А все равно, как наденешь теплую шубу и валенки – кажется, ни шагу ступить не выйдет; повалюсь набок и расшибусь всенепременно.
– Барыня, куда же вы! Обед простынет, – несется мне вслед отчаянный крик Анны.
Не до обеда теперь. Когда Мише нужен морфий – лучше повременить с другими делами, иначе сделается ему совсем худо.
Спешу, тороплюсь в аптеку. И, уклоняясь от колючего ледяного ветра, все вспоминаю наши с Мишей печали.

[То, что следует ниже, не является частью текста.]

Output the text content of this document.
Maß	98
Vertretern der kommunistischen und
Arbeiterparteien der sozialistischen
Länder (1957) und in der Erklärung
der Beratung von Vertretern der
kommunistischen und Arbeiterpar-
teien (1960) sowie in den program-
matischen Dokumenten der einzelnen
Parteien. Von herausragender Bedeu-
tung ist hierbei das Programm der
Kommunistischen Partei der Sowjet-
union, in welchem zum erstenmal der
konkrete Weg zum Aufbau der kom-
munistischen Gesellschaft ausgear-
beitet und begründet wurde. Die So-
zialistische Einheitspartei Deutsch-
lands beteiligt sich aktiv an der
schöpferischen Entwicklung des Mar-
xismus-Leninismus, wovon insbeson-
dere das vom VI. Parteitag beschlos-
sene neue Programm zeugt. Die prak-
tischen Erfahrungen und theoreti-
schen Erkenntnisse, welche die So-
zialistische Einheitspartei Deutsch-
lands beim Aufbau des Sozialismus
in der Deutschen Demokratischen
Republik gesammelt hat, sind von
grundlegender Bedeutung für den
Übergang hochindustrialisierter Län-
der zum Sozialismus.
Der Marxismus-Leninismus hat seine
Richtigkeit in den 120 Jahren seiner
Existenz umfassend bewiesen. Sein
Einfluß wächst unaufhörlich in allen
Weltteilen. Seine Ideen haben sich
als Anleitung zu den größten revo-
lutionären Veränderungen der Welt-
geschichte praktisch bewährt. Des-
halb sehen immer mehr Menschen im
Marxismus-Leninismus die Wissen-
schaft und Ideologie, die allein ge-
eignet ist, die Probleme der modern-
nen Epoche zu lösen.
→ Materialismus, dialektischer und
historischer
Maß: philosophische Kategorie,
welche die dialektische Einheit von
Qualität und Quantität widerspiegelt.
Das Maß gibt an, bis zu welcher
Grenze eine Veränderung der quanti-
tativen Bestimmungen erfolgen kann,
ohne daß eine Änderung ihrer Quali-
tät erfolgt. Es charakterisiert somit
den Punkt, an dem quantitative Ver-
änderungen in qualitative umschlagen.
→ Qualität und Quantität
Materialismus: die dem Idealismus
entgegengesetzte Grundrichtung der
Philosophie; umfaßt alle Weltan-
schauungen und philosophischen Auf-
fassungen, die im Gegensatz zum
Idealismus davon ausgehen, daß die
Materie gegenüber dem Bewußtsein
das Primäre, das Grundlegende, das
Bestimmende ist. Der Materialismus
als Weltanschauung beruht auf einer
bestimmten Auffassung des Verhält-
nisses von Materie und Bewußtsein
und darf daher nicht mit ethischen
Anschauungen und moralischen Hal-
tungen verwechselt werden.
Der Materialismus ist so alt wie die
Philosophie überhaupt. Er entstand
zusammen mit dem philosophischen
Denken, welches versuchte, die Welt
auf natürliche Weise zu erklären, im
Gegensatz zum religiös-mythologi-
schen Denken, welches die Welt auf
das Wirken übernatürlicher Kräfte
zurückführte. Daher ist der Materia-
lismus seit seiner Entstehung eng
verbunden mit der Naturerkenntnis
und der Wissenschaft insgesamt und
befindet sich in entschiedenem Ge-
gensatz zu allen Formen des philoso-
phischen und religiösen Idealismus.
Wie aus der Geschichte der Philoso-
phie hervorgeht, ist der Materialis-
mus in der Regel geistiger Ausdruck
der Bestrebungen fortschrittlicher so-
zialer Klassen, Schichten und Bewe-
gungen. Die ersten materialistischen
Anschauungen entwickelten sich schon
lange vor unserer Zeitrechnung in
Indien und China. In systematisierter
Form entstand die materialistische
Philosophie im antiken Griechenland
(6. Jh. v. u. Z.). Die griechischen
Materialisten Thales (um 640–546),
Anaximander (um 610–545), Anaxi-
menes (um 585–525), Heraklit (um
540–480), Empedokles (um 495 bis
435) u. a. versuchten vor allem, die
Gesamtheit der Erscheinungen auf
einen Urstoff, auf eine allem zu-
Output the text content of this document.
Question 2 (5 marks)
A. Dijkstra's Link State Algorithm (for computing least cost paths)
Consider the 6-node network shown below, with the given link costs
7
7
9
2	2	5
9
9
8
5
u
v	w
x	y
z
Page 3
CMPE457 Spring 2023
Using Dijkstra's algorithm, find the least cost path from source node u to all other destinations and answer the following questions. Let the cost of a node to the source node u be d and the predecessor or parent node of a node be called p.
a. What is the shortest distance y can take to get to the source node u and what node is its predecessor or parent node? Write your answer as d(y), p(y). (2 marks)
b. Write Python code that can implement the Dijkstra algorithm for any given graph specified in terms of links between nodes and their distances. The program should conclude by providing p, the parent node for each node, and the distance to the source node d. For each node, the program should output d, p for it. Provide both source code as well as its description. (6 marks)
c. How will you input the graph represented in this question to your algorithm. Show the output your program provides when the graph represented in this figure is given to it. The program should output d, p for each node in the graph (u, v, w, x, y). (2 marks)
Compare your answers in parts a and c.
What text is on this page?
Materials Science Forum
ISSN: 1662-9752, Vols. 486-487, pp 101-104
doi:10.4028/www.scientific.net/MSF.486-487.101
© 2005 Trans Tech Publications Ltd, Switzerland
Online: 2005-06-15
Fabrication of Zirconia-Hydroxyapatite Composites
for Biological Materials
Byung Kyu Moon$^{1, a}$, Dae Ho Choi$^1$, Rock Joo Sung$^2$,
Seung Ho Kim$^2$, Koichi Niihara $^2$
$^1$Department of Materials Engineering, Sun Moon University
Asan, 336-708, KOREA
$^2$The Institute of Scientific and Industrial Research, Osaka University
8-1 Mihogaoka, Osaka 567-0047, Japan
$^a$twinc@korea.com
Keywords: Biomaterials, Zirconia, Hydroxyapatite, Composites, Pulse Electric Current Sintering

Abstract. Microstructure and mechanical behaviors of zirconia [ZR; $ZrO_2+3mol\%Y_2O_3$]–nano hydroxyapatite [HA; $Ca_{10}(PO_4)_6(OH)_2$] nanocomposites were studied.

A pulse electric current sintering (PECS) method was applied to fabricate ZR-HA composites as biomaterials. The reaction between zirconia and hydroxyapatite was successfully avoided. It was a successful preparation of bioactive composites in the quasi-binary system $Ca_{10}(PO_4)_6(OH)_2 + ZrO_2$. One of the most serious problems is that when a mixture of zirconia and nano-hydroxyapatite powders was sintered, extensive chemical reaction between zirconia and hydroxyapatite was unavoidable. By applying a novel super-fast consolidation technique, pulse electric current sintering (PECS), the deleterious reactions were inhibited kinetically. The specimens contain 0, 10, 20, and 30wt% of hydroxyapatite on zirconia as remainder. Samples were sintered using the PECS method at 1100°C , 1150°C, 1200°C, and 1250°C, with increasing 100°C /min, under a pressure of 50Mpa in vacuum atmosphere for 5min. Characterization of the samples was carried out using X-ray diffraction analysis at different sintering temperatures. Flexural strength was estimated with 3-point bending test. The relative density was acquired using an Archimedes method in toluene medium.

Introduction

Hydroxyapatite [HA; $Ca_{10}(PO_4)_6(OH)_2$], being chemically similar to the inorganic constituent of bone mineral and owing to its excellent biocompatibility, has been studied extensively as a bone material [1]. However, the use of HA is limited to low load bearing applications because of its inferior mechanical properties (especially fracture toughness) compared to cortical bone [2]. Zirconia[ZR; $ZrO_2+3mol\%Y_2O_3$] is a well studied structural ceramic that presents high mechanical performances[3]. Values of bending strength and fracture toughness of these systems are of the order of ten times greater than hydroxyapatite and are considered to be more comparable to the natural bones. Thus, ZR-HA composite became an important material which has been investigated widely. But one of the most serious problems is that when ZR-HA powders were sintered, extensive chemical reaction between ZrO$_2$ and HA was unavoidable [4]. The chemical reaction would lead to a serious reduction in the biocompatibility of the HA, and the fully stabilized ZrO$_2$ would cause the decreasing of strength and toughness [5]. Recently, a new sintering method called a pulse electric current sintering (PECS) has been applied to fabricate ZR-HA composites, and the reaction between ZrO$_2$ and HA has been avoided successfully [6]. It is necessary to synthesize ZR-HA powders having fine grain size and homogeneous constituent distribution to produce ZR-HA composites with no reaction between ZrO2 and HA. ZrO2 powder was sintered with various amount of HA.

Никто из родных не знает, что Мишенька болеет. Боже упаси! Тотчас сделается дурно матушке и сестрам его, коли доведаются они о таком. Нет, решительно никому нельзя говорить про этот тяжелый недуг. Но все-таки поговорить с кем-то о происходящем мне хочется. Иногда такая тяжесть на сердце, такая тоска… Но разве есть подле меня тот человек, которому можно открыться? Персонал больницы меня ненавидит. Я пыталась уговорить Мишеньку согласиться, чтобы я работала при нем. Хоть бы даже полы мыла – я на все готова, только бы отвлечься. Но санитарки и фельдшерицы восприняли в штыки: барыня не должна работать. И Мишенька, конечно, не решился им перечить. Рядом со мной нет ни души, чтобы излить свои печали. Но придумала я себе друга – чуткого, внимательного, преданного. Веду с ним неспешные беседы. Вот так я рассказала бы ему о возникновении страшной Мишенькиной болезни: «Привезли ребенка с дифтеритом, и Михаил стал делать трахеотомию. Знаете, горло так надрезается? Фельдшер ему помогал, держал там что-то. Вдруг ему стало дурно. Он говорит: «Я сейчас упаду, Михаил Афанасьевич». Хорошо, Степанида перехватила, что он там держал, и он тут же грохнулся. Ну, уж не знаю, как они там выкрутились, а потом Михаил стал пленки из горла отсасывать и говорит: «Знаешь, мне кажется, пленка в рот попала. Надо сделать прививку». Я его предупреждала: «Смотри, у тебя губы распухнут, лицо распухнет, зуд будет страшный в руках и ногах». Но он все равно: «Я сделаю». И через некоторое время началось: лицо распухает, тело сыпью покрывается, зуд безумный. Безумный зуд. А потом страшные боли в ногах. Это я два раза испытала. И он, конечно, не мог выносить. Сейчас же: «Зови Степаниду». Я пошла туда, где они живут, говорю, что «он просит вас, чтобы вы пришли». Она приходит. Он: «Сейчас же мне принесите, пожалуйста, шприц и морфий». Она принесла морфий, впрыснула ему. Он сразу успокоился и заснул. И ему это очень понравилось. Через некоторое время, как у него неважное состояние было, он опять вызвал фельдшерицу. Она же не может возражать, он же врач… Опять впрыскивает. Но принесла очень мало морфия. Он опять… Вот так это началось…»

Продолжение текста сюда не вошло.